I have two males side by side but had to use a paper to split them up since one tore a fin. My two rescues Reggie and Shiloh flare occasionally but never have to be "divided" in sight when I spaced them 3 inches apart.


----------



## jfw (Oct 22, 2011)

I'll try taking the paper away eventually after the boy heals.. he is looking better already. the female is still acting weird if I bump the desk she is on at all she starts to get stressed which is understandable. its really funny though when I talk very low and gently she calms down. anytime my girlfriend or anyone other than myself for that matter goes in the room she gets a little stressed. my girlfriend thinks the fish hates her lol. it is strange though as she sits in there with her hours at a time while she does her homework. do you think she will always be like this or will she chill out eventually?


----------



## Sena Hansler (Aug 24, 2011)

Some females are pretty jumpy - or stressed at the slightest things. My Rose is stressed from Marge (the alpha now) picking on her, but Tina is always stressed and dulls her color when she sees a person -.- Depends on the betta, and if you'll be willing to figure out how to make it less stressful 

Have you tried adding a lot of soft (silk, fabric, live) plants? I did that to my tank and Marge was the one to super color up... Plus less stress stripes, and then you can have her beside the male but she can retreat into her forest :lol:


----------



## jfw (Oct 22, 2011)

That is really funny that rosie looks AND acts like jewelly whats up with that? lol
Unfortunately I'm a college student so I don't see Jewelly getting a new tank at least until next January or February:| I think in that tiny one gallon she wouldn't want any more plants as obstuctions to the little open space it does offer do you?
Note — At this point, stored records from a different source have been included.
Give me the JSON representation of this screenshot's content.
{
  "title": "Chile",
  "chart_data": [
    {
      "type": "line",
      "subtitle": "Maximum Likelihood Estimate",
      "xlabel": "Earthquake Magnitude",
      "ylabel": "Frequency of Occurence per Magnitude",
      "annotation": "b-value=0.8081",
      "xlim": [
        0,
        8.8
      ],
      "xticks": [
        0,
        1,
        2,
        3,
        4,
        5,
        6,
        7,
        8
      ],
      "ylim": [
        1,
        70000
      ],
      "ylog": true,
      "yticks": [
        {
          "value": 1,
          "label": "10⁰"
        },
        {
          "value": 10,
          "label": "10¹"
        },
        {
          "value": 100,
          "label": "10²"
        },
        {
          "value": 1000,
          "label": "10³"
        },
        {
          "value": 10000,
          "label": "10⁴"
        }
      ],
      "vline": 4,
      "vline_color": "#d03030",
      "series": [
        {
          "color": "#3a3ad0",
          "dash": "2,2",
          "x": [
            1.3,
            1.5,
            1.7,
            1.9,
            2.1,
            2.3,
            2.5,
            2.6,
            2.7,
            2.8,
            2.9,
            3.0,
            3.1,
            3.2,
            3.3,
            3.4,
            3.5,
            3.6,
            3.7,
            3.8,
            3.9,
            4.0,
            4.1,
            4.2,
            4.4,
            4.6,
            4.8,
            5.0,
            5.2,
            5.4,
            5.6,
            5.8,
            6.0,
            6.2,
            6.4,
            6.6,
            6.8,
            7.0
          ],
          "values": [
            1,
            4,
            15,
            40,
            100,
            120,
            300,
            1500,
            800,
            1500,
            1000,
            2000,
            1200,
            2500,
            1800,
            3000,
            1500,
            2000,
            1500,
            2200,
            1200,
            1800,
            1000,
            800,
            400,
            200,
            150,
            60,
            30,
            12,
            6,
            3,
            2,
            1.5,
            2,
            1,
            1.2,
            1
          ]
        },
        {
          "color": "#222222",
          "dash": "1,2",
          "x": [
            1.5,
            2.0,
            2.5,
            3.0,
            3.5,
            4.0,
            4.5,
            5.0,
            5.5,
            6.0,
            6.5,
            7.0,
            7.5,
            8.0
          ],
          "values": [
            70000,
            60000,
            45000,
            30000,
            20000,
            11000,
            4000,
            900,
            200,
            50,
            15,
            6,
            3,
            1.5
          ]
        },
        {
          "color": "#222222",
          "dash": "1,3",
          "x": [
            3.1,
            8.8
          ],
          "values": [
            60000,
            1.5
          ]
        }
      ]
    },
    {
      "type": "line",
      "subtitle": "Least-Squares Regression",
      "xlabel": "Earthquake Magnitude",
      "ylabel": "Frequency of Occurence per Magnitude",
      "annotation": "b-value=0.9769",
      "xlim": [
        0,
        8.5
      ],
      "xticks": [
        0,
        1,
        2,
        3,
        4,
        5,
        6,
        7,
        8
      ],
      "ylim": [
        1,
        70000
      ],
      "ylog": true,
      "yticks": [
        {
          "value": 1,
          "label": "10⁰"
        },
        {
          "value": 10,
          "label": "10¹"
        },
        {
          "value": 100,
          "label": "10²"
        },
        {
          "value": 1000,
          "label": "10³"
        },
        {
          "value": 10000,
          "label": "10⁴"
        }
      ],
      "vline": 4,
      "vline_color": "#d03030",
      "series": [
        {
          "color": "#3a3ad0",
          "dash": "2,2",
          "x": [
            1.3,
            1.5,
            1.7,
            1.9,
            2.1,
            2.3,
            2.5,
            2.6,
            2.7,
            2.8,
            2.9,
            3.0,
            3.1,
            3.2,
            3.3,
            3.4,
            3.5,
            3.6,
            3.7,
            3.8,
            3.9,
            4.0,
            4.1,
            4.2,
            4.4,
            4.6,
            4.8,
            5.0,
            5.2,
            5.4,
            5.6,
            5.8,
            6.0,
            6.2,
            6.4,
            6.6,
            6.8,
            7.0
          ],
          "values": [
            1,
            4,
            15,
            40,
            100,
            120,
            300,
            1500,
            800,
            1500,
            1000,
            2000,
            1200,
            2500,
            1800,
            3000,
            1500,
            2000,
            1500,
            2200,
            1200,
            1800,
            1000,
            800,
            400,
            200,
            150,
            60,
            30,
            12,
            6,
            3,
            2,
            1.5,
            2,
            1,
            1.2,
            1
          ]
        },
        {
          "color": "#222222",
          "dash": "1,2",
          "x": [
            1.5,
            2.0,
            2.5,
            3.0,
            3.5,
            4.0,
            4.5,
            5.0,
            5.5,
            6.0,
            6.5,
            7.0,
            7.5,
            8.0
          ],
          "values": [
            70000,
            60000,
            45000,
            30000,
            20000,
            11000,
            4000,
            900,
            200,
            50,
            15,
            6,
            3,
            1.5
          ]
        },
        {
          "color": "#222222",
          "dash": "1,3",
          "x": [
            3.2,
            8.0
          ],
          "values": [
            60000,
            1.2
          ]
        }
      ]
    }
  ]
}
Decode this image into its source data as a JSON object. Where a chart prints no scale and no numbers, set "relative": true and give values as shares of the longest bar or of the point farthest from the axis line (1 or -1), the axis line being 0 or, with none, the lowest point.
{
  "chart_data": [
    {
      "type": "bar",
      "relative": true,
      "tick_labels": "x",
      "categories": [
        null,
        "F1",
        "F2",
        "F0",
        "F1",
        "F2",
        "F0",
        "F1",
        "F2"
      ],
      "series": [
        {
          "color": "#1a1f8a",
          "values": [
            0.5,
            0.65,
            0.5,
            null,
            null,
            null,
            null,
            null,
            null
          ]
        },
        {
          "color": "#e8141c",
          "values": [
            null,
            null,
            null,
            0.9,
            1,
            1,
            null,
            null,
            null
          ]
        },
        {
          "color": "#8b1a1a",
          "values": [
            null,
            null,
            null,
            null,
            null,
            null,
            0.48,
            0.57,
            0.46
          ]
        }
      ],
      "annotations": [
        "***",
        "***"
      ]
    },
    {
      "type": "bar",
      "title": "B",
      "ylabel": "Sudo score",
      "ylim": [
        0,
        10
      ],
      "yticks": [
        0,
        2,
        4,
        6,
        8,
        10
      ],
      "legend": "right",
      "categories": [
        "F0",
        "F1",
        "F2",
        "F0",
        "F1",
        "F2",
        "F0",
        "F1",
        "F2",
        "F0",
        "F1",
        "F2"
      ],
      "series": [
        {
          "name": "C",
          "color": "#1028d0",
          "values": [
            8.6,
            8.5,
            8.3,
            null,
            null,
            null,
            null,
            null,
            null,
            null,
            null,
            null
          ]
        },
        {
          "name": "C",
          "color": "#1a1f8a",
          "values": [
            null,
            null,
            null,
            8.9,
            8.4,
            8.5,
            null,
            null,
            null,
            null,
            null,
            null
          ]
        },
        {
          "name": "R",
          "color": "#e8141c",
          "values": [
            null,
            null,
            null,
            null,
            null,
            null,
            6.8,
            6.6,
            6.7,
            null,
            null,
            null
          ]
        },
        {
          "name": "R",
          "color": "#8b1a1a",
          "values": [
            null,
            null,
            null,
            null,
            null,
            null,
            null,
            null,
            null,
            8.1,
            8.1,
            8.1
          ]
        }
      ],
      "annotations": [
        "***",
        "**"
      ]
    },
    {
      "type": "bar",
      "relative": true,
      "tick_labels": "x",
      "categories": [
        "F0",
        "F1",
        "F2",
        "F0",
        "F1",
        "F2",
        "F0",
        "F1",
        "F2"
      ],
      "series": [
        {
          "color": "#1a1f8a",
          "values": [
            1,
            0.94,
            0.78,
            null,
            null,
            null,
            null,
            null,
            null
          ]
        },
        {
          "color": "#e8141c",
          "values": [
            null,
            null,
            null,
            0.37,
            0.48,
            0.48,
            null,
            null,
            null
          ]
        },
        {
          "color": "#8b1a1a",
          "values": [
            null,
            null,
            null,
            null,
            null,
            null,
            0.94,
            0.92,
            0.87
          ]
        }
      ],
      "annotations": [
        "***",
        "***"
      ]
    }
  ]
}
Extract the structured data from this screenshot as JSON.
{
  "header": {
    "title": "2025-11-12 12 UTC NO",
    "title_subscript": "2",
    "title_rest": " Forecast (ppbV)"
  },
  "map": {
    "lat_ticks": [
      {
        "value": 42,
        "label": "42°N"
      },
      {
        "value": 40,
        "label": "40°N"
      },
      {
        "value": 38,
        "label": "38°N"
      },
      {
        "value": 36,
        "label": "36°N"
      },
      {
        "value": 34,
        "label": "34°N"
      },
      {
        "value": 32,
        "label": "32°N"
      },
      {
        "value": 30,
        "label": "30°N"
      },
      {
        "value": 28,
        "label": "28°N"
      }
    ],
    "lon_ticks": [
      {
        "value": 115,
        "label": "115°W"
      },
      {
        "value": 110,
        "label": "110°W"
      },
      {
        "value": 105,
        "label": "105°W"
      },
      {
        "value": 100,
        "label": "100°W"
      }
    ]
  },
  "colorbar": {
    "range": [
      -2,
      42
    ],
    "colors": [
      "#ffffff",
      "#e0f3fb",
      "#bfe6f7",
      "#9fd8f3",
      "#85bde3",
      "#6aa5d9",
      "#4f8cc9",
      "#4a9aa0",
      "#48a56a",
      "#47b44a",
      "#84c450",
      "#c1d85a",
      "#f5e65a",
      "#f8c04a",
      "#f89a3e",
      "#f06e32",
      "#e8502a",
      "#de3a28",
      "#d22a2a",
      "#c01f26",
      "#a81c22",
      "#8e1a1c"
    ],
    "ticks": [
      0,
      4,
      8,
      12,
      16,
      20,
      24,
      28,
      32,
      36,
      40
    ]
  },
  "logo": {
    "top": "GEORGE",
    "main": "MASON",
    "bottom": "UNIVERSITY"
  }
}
p.s. she has been chilling out a little bit. I guess it seems like its just taking her a little long than I would have expected to get used to her new surroundings. 

Do you have pics of rosie in your album? if not you should post them! I would like to see her


----------



## Sena Hansler (Aug 24, 2011)

I have a picture on my computer at home - if I pull it up I'll show ya  she has changed some color since then (the lighting changed to UV and blue light). I notice, males do not mind wide spaces as much but females get heavier stress unless you give them a jungle. Even some low bearing plants could work?

And yeah bettas are all different! some take hours, days, even weeks to adjust. I had a diva betta who took 2 weeks to eat. Another took like.. an hour.


----------